Review: The Hidden Oracle - Rick Riordan

The Hidden Oracle
The Hidden Oracle by Rick Riordan
Series : The Trials of Apollo
My rating: {★★★★☆} 

MiddleGrade Fantasy Adventure
Published May 3rd 2016 by Disney-Hyperion

Source: Borrowed

How do you punish an immortal?

By making him human.

After angering his father Zeus, the god Apollo is cast down from Olympus. Weak and disorientated, he lands in New York City as a regular teenage boy. Now, without his godly powers, the four-thousand-year-old deity must learn to survive in the modern world until he can somehow find a way to regain Zeus's favour.

But Apollo has many enemies—gods, monsters and mortals who would love to see the former Olympian permanently destroyed. Apollo needs help, and he can think of only one place to go... an enclave of modern demigods known as Camp Half-Blood.

I've always enjoyed Riordan's books and this one did not disappoint me in any way. It was full of adventure, action, diversity, humour and also a depth of emotion that is rare to find in books such as these.

I loved seeing some old favourite characters, although not as many as I would have liked (though the next book promises more on that front) and I loved getting to know Apollo. Riordan has done a marvellous job of portraying a Greek God who has been cast down to Earth by his father, Zeus. I've only ever read Riordan's Percy Jackson universe books, but I love his unique twist on the mythology and the personality that he gives to each of his characters.

The plot felt fresh (yes, even after completing the previous two series!!) and left me wanting more, more, more! I actually loved Apollo and his character development through out the book - he was completely narcissistic and annoying and terribly flawed, but all these things just made his character that much more appealing.

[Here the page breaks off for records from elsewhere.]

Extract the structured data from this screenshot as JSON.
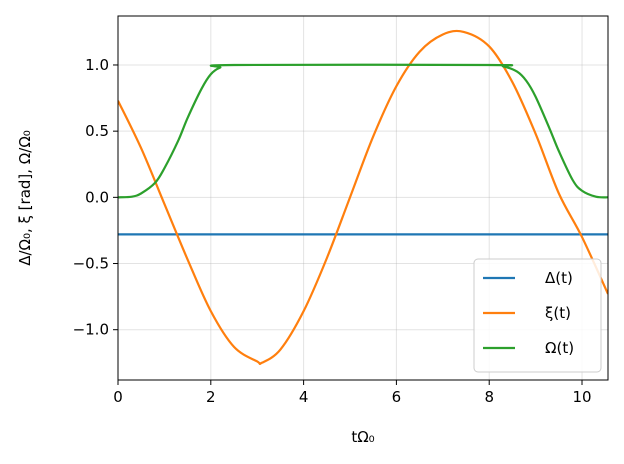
{
  "chart_data": {
    "type": "line",
    "title": "",
    "xlabel": "tΩ₀",
    "ylabel": "Δ/Ω₀, ξ [rad], Ω/Ω₀",
    "xlim": [
      0,
      10.56
    ],
    "ylim": [
      -1.38,
      1.37
    ],
    "grid": true,
    "legend_position": "lower-right",
    "x_ticks": [
      0,
      2,
      4,
      6,
      8,
      10
    ],
    "x_tick_labels": [
      "0",
      "2",
      "4",
      "6",
      "8",
      "10"
    ],
    "y_ticks": [
      -1.0,
      -0.5,
      0.0,
      0.5,
      1.0
    ],
    "y_tick_labels": [
      "−1.0",
      "−0.5",
      "0.0",
      "0.5",
      "1.0"
    ],
    "series": [
      {
        "name": "Δ(t)",
        "color": "#1f77b4",
        "x": [
          0,
          10.56
        ],
        "y": [
          -0.28,
          -0.28
        ]
      },
      {
        "name": "ξ(t)",
        "color": "#ff7f0e",
        "x": [
          0,
          0.5,
          1.0,
          1.5,
          2.0,
          2.5,
          3.0,
          3.1,
          3.5,
          4.0,
          4.5,
          5.0,
          5.5,
          6.0,
          6.5,
          7.0,
          7.45,
          8.0,
          8.5,
          9.0,
          9.5,
          10.0,
          10.56
        ],
        "y": [
          0.73,
          0.37,
          -0.05,
          -0.47,
          -0.86,
          -1.13,
          -1.24,
          -1.25,
          -1.15,
          -0.86,
          -0.46,
          0.0,
          0.46,
          0.84,
          1.1,
          1.23,
          1.25,
          1.14,
          0.87,
          0.48,
          0.03,
          -0.3,
          -0.73
        ]
      },
      {
        "name": "Ω(t)",
        "color": "#2ca02c",
        "x": [
          0,
          0.3,
          0.5,
          0.8,
          1.0,
          1.3,
          1.5,
          1.8,
          2.0,
          2.2,
          2.5,
          8.0,
          8.3,
          8.6,
          8.8,
          9.0,
          9.3,
          9.5,
          9.8,
          10.0,
          10.3,
          10.56
        ],
        "y": [
          0.0,
          0.005,
          0.03,
          0.11,
          0.22,
          0.43,
          0.6,
          0.82,
          0.93,
          0.98,
          1.0,
          1.0,
          0.99,
          0.95,
          0.88,
          0.76,
          0.52,
          0.35,
          0.13,
          0.05,
          0.005,
          0.0
        ]
      }
    ]
  }
}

Exercise is nothing more than a depressing reminder that one is not a god.

I loved Meg and the fact that she's such a tough little cookie as well as being a total kick-ass daughter of Demeter (the goddess of grains and fertility). It's not only the hunters of Artemis or daughters of Athena that get to be awesome here in this world.

Now here I was—a servant to Meg McCaffrey, the most ragamuffin daughter of Demeter ever to swing a sickle.

I mentioned diversity but I want to go into that a little more seeing as I read this book as a part of my #FantasticallyDiverse read-a-thon.

  • Cultural Diversity

There are characters of all cultural backgrounds featured in this book (and most of Riordan's books: He's always been wonderfully diverse).

  • Canon Gay Couple

Nico and Will are (still) in a relationship and this is featured nicely in this book

  • Openly Bisexual Protagonist

Apollo openly recognises his bisexuality and mentions how this wasn't controversial at all and that 'we Gods are not hung up about such things'.

We gods are not hung up about such things. I myself have had…let’s see, thirty-three mortal girlfriends and eleven mortal boyfriends? I’ve lost count.

Overall I completely enjoyed this most recent installment of the PJ universe and Camp Half Blood. It was snarky, funny and touching and something I think everyone should have a chance to read.

"When one is a god, the world hangs on your every word. When one is sixteen…not so much."